On Wednesday, the Supreme Court, by the narrowest of margins, handed the Boy Scouts of America an important victory, upholding the organization's right to exclude an openly homosexual man from a position as an adult leader of the organization.
Much more was at stake than simply the right of this particular private association to define its membership and choose its leaders, however. The rights that the New Jersey Supreme Court sought to abolish in the decision that was reversed yesterday — freedom of speech and freedom of association — are rights that should be viewed as precious to all freedom-loving Americans.
Inherent in the freedom of speech, and also in the parallel First Amendment protection of the right peaceably to assemble and petition the government for the redress of grievances, is the right to associate with others of like mind in order to magnify one's views. And there is perhaps no more fundamental tenet of the freedom of association than the right of the association itself to determine who shall be admitted to membership.
During debate in the convention that gave us our Constitution, for example, Gouverneur Morris noted that "every Society from a great nation down to a club had the right of declaring the conditions on which new members should be admitted."
As the Supreme Court has recognized, "there can be no clearer example of an intrusion into the internal structure or affairs of an association than a regulation that forces the group to accept members it does not desire." "Freedom of association . . . plainly presupposes a freedom not to associate." This is especially important in the context of associations that seek to foster moral virtue in young people.
For nearly a century, the Boy Scouts has successfully instilled in young men a keen sense of moral virtue. It has taught generations of boys to honor their duty to God, to country and to family, a duty that refuses to countenance the currently fashionable view that homosexual conduct is just another legitimate lifestyle choice.
Instead, The Boy Scouts inculcates in young men certain virtues such as honesty, frugality, and reverence. The Scouts teaches the importance of being "morally straight," which includes the long-established view that extramarital sexual relations and homosexual conduct are immoral.
Our Founders viewed such moral training as essential in a republican form of government. The Declaration of Rights affixed to the beginning of the Virginia Constitution of 1776, for example, provides "[t]hat no free government, or the blessings of liberty, can be preserved to any people, but by a firm adherence to justice, moderation, temperance, frugality, and virtue, and by frequent recurrence to fundamental principles."
The Massachusetts Constitution of 1780 echoes the sentiment: "[T]he happiness of a people, and the good order and preservation of civil government, essentially depend upon piety, religion, and morality."

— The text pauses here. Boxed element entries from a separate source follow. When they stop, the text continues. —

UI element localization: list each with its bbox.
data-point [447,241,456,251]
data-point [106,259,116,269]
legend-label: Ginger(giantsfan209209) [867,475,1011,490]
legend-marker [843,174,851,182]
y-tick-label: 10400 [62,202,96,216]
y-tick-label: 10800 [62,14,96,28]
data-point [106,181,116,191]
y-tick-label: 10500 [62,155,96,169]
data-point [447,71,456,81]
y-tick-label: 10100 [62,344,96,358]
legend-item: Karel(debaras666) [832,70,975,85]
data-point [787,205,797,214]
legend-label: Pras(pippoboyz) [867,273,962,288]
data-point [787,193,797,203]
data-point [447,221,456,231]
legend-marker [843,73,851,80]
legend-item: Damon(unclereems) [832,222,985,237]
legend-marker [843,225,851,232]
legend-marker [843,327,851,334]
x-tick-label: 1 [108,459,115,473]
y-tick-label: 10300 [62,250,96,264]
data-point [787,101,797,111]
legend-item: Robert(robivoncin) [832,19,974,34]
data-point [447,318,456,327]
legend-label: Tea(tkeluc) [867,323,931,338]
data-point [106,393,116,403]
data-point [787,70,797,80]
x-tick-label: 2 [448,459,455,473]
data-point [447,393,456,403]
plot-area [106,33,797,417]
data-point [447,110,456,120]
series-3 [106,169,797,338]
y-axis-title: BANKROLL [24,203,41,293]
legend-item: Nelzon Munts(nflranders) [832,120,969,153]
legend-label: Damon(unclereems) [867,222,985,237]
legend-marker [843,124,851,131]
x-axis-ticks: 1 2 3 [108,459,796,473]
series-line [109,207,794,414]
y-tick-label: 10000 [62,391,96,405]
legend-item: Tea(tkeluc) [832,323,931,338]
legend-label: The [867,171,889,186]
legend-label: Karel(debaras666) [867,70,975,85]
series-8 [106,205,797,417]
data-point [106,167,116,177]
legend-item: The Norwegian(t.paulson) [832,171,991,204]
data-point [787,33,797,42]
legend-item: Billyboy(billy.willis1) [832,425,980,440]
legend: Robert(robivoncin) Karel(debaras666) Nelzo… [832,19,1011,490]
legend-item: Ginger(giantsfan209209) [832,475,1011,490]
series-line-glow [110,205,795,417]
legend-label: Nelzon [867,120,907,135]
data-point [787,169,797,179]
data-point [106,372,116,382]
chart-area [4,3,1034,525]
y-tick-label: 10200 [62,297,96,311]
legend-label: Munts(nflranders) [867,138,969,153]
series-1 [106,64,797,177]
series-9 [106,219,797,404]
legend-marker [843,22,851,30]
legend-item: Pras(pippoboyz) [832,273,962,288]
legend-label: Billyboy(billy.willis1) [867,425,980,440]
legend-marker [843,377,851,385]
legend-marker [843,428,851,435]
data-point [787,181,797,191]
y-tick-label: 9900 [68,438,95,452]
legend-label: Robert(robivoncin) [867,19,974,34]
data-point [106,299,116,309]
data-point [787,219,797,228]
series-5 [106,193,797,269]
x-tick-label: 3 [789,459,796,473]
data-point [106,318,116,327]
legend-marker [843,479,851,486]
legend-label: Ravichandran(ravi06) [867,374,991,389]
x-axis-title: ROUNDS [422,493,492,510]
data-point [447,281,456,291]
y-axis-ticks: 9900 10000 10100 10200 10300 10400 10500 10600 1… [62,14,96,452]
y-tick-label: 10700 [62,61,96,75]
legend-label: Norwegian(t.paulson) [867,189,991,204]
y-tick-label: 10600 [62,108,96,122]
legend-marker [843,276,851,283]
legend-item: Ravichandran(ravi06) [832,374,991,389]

Perhaps the clearest example of the Founders' views was penned by James Madison, writing as Publius in the 55th number of The Federalist Papers: "Republican government presupposes the existence of [virtue] in a higher degree than any other form. Were [people as depraved as some opponents of the Constitution say they are,] the inference would be that there is not sufficient virtue among men for self-government; and that nothing less than the chains of despotism can restrain them from destroying and devouring one another."
In short, the Founders viewed a virtuous citizenry as an essential pre-condition of republican self-government, and they encouraged the development of private associations that, like the Boy Scouts, were devoted to the development of moral character.
The New Jersey Supreme Court had ordered the Boy Scouts to reinstate an openly gay adult as an Assistant Scoutmaster, undermining the organization's mission and forcing the organization to convey a message about the morality of homosexual conduct that is fundamentally at odds with the message the Boy Scouts has long conveyed. It did so by ignoring clear precedent by the United States Supreme Court, precedent interpreting the First Amendment's protection of the Freedom of Speech and Assembly as protecting the right of private associations to define their membership and message.
In order to avoid that compelling precedent, the New Jersey Supreme Court took political correctness to new heights, effectively telling the Boy Scouts not just what the group ought to think about the immorality of homosexual conduct, but deciding for itself that the Boy Scouts really did not believe that homosexual conduct was immoral, the Boy Scouts own statements on the subject notwithstanding.
Such an abuse of power by governmental officials is a danger to the freedom of us all, and was rightfully repudiated by the United States Supreme Court. The only real surprise is that the vote in favor of the Boy Scouts was only 5-4.